Anne Livingstone, chief executive of Sanlam Sky Solutions, which services the entry-level market, says the role of the funeral parlour and its relationship with its members are unique and deeply embedded in African culture and the values of ubuntu.

“There are typically deep levels of trust between the members of the community and the particular funeral parlour. This relationship has many advantages, including reduced fraud and non-performance on the part of the funeral parlour.

“We believe that insurers contribute positively to the financial stability of the parlours with which they partner, which secures appropriate products and services to the end client,” she says.

Livingstone says the members have a claim against the funeral parlour to be provided with the agreed burial services. As a result of the nature of the relationship between the members and the funeral parlour, and the fact that the parlour is part of the community, the community in general will retaliate against a parlour that does not make good on its promises.

Livingstone admits that Sanlam does not police the provision of benefits, but “we endeavour to do business with reputable funeral parlours, and take complaints extremely seriously. We will not hesitate to terminate relationships with parlours which are found to be behaving unethically.”

Old Mutual’s executive head of the foundation market, Thembisa Mapukata, says that when selling policies to burial societies, Old Mutual:

* Insists that money paid by, or due to, members is held in a trust account;

* Undertakes all communication to members that concerns premiums and the payment of claims;

* Advises members of the non-payment of premiums, as well as claims paid or declined; and

* Issues membership certificates to members of the burial society. These certificates state the premium, the cover, when the benefits will and will not be paid, the names of all the lives assured and how to lodge a complaint, including the contact information of the relevant regulatory bodies.

Metropolitan, under whose brand MMI (Momentum and Metropolitan) sells funeral assurance policies, refused to answer the questions submitted by Personal Finance.

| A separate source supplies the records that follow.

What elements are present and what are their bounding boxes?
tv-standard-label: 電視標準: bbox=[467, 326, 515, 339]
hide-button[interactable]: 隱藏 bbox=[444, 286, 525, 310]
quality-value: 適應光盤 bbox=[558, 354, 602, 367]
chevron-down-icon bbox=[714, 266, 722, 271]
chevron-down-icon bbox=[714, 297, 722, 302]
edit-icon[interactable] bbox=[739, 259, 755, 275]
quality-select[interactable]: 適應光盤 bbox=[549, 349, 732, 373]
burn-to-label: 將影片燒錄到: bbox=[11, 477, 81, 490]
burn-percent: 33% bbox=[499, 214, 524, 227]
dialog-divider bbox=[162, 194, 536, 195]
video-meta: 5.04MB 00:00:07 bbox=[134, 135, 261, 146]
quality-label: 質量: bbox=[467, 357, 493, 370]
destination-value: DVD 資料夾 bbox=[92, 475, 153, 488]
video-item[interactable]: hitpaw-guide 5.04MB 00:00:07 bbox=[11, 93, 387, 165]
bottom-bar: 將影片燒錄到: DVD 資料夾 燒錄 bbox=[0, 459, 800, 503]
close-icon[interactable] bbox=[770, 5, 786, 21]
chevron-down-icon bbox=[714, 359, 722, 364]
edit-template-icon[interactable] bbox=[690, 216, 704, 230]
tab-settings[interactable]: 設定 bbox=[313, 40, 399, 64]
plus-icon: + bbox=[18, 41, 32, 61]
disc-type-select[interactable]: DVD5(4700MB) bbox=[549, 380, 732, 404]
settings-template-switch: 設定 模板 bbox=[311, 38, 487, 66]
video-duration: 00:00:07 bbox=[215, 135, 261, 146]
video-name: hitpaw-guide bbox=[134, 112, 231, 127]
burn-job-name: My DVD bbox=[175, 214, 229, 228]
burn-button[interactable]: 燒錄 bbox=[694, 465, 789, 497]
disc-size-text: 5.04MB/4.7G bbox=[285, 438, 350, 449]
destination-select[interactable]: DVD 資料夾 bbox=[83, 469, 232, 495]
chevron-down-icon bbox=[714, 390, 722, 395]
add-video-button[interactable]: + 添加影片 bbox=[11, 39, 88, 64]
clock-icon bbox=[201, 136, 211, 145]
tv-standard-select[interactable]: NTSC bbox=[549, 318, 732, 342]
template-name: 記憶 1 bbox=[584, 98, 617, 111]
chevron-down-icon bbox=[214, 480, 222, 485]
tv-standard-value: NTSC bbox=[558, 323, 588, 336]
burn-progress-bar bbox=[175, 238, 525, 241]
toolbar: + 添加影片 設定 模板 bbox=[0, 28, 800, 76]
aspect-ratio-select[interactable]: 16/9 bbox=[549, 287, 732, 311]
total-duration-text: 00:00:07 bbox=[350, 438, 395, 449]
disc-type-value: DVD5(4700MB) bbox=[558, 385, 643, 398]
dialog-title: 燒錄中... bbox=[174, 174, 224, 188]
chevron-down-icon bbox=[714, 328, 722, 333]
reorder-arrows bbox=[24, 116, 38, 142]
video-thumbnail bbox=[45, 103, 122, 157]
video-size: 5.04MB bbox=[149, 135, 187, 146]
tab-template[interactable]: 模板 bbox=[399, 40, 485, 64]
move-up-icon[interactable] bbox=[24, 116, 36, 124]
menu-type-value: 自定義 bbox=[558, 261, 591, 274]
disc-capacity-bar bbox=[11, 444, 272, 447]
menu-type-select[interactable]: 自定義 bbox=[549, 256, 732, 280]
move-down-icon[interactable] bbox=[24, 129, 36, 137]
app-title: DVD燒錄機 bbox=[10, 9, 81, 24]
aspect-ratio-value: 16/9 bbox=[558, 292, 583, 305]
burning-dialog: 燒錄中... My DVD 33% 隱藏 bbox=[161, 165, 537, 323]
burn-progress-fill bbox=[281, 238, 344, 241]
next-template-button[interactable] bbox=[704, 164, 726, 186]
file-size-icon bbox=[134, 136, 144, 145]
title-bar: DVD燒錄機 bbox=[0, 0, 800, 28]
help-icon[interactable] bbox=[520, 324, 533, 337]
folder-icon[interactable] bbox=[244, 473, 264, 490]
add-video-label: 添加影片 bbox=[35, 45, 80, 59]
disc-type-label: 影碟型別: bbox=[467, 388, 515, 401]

Belinda Faulkner, Metropolitan brand executive, says it would be premature to answer the questions, because “we are currently in the process of engaging with the FSB [Financial Services Board] in regard to this issue in the context of the binder regulations. We will be happy to provide you with the answers to your questions post the outcome of our discussions with the FSB.”

Note: the binder regulations cover the white-labelling of a life assurance product and have nothing to do with funeral assurance sold through a membership structure.

A few years ago, Metropolitan’s refusal to take responsibility for its white-label products led to a change in legislation and a toughening up of the binder regulations.

Liberty Life admits that it uses the membership structure but claims it treats the members as policyholders.

Graham Thomas, head of risk product solutions for Liberty Corporate, says the policies are sold primarily under its Capital Alliance Life Group Risk and Liberty Active Limited licences.

Thomas says Liberty seeks to ensure that, where the policy is issued to an institution (whether a funeral parlour or an independent administrator), “the family of the deceased is protected, because the costs associated with the funeral are paid for. So, although we issued the policy to the institution, we treat the underlying members as individual policyholders …

“Our view on these structures is that they create a mechanism for reaching policyholders who otherwise would not normally be reached by the insurance sector in terms of individual or retail policies. Having said that, it is important that the compliance and governance issues around these policies are applied properly to protect the individual members and their families.”